Over the past two weeks, I worked on setting up Python 3.6 onto my computer, but it is still not working on my computer. I also read about PageRank so I can get the PageRank code to work on my computer as soon as Python is working. PageRank works like this:

PageRank of site = Sum (PageRank of inbound link / Number of links of page)

I read a good explanation of this on a site called eFactory they explained it like this:

PR(A) = (1-d) + d (PR(T1)/C(T1) + … + PR(Tn)/C(Tn))

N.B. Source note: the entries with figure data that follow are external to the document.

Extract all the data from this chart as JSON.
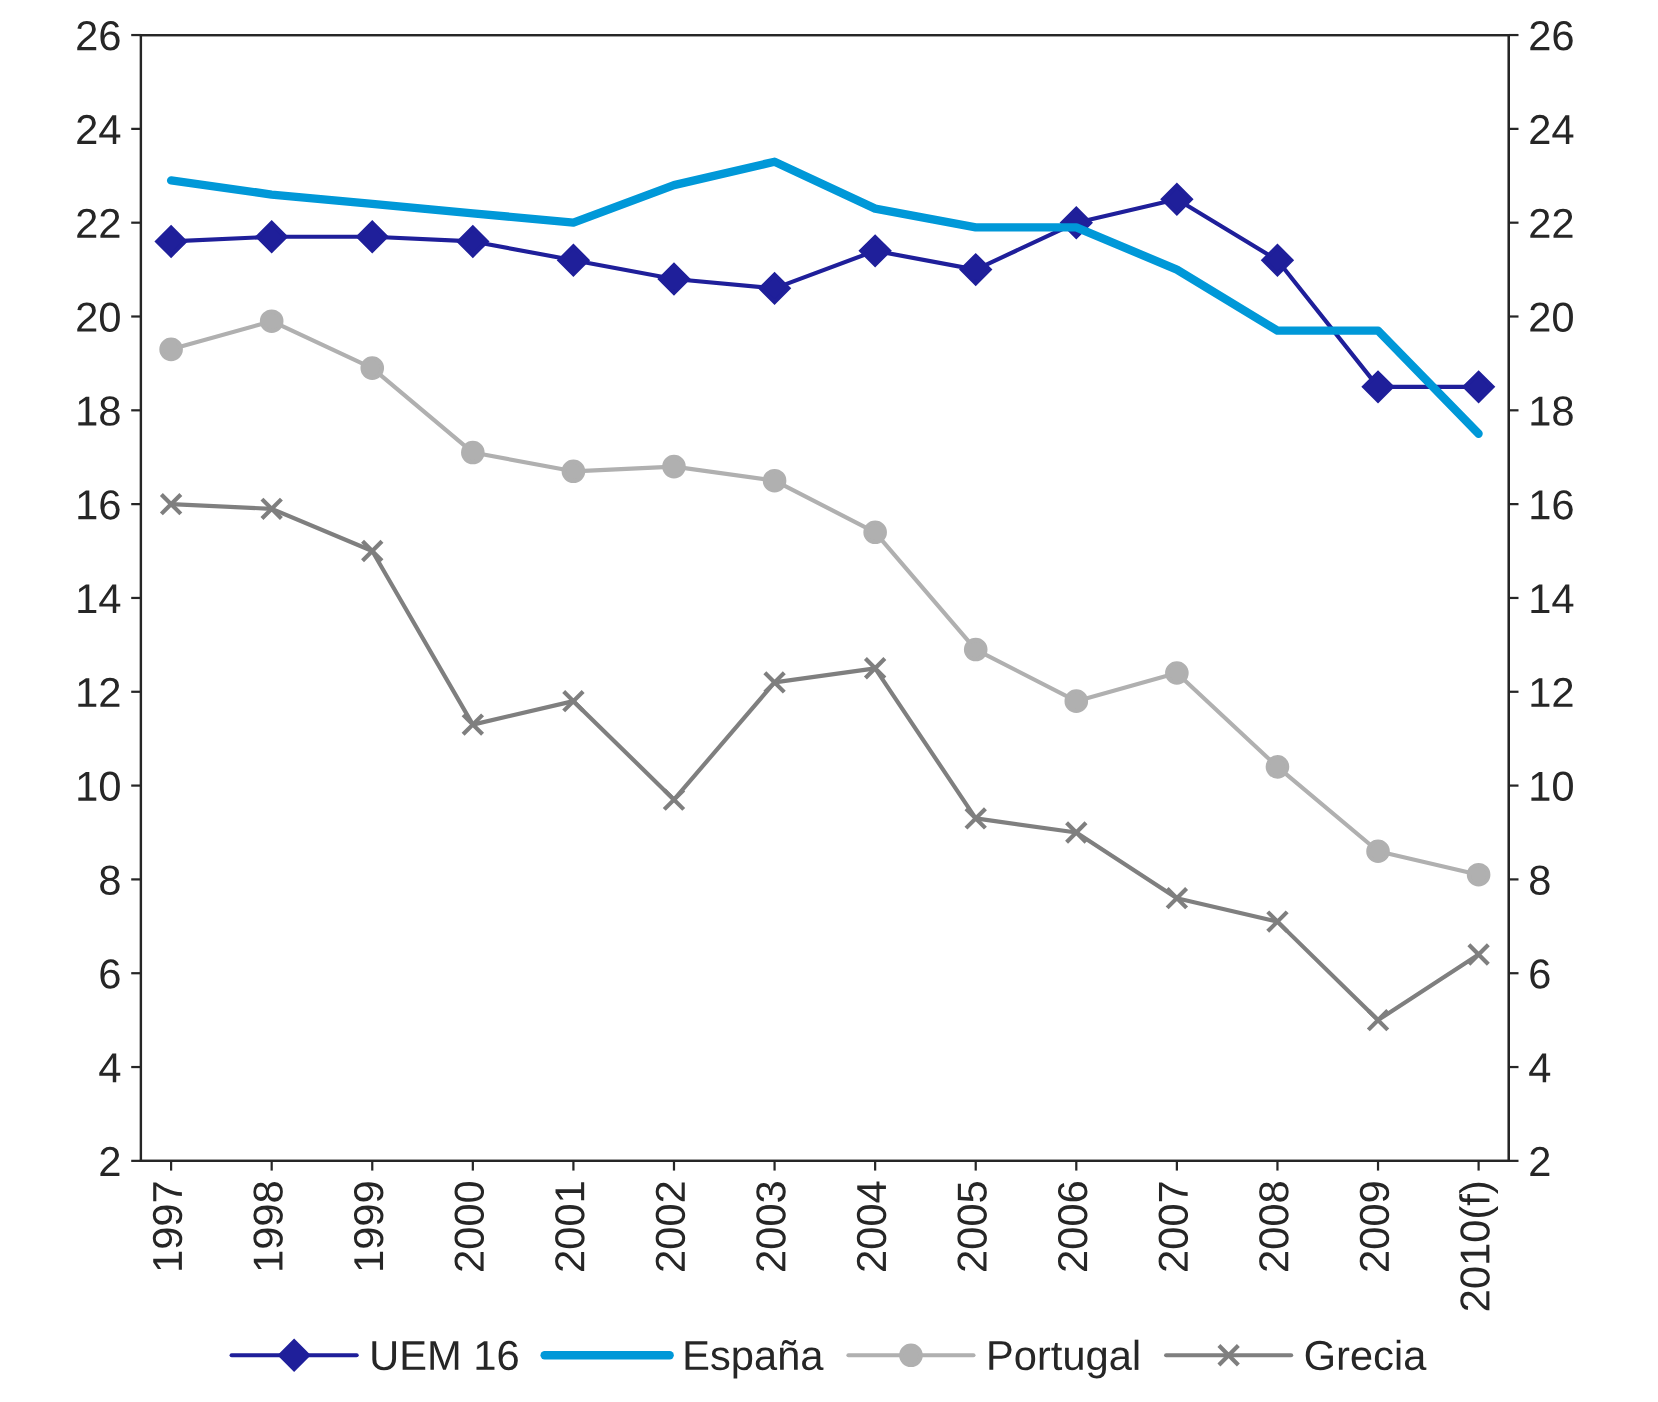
{
  "chart_data": {
    "type": "line",
    "categories": [
      "1997",
      "1998",
      "1999",
      "2000",
      "2001",
      "2002",
      "2003",
      "2004",
      "2005",
      "2006",
      "2007",
      "2008",
      "2009",
      "2010(f)"
    ],
    "series": [
      {
        "name": "UEM 16",
        "color": "#1f1f9a",
        "marker": "diamond",
        "values": [
          21.6,
          21.7,
          21.7,
          21.6,
          21.2,
          20.8,
          20.6,
          21.4,
          21.0,
          22.0,
          22.5,
          21.2,
          18.5,
          18.5
        ]
      },
      {
        "name": "España",
        "color": "#0098d8",
        "marker": "none",
        "values": [
          22.9,
          22.6,
          22.4,
          22.2,
          22.0,
          22.8,
          23.3,
          22.3,
          21.9,
          21.9,
          21.0,
          19.7,
          19.7,
          17.5
        ]
      },
      {
        "name": "Portugal",
        "color": "#b0b0b0",
        "marker": "circle",
        "values": [
          19.3,
          19.9,
          18.9,
          17.1,
          16.7,
          16.8,
          16.5,
          15.4,
          12.9,
          11.8,
          12.4,
          10.4,
          8.6,
          8.1
        ]
      },
      {
        "name": "Grecia",
        "color": "#7f7f7f",
        "marker": "cross",
        "values": [
          16.0,
          15.9,
          15.0,
          11.3,
          11.8,
          9.7,
          12.2,
          12.5,
          9.3,
          9.0,
          7.6,
          7.1,
          5.0,
          6.4
        ]
      }
    ],
    "ylim": [
      2,
      26
    ],
    "yticks": [
      2,
      4,
      6,
      8,
      10,
      12,
      14,
      16,
      18,
      20,
      22,
      24,
      26
    ],
    "y2lim": [
      2,
      26
    ],
    "y2ticks": [
      2,
      4,
      6,
      8,
      10,
      12,
      14,
      16,
      18,
      20,
      22,
      24,
      26
    ],
    "grid": false,
    "legend": "bottom"
  }
}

  • PR(A) is the PageRank of page A
  • PR(Ti) is the PageRank of pages Ti which link to page A
  • C(Ti) is the number of outbound links on page Ti
  • d is a damping factor, which can be set between 0 and 1.


Here is an example:

We have a small web of three pages A, B, and C. Page A links to the pages B and C, page B links to page C, and page C links to page A. According to Page and Brin, the damping factor d is usually set to 0.85, but for this example, I will make it 0.5 for easy math. The exact value of the damping factor d admittedly has effects on PageRank, but it does not influence the fundamental principles of PageRank. Now we get the following equations for the PageRank calculation:

PR(A) = 0.5 + 0.5 PR(C)

PR(B) = 0.5 + 0.5 (PR(A) /2)

PR(C) = 0.5 + 0.5 (PR(A) / 2 + PR(B))

These equations can easily be solved to get:

PR(A) = 14/13 = 1.07692308

PR(B) = 10/13 = .76923077

PR(C) = 15/13 = 1.15384615

The sum of the pages is 3 and thus equals the total number of web pages. It is easy to find the rank of web pages using this method, but this example only contained three web pages. In practice, the web consists of billions of documents and it is not possible to find a solution by inspection.


Due to the size of the web, the Google search engine uses an approximate, iterative commutation of PageRank values. This means that each page is assigned an initial starting value and the PageRank of all pages are then calculated in several computation circles based on the equations determined by the PageRank algorithm. The iterative calculation will again be illustrated by our three-page example, whereby each page is assigned a starting PageRank value of 1.

For this example, we see that we start to get a good approximation after only a few iterations. You would need about 100 to get a good approximation of the PageRank values of the whole web.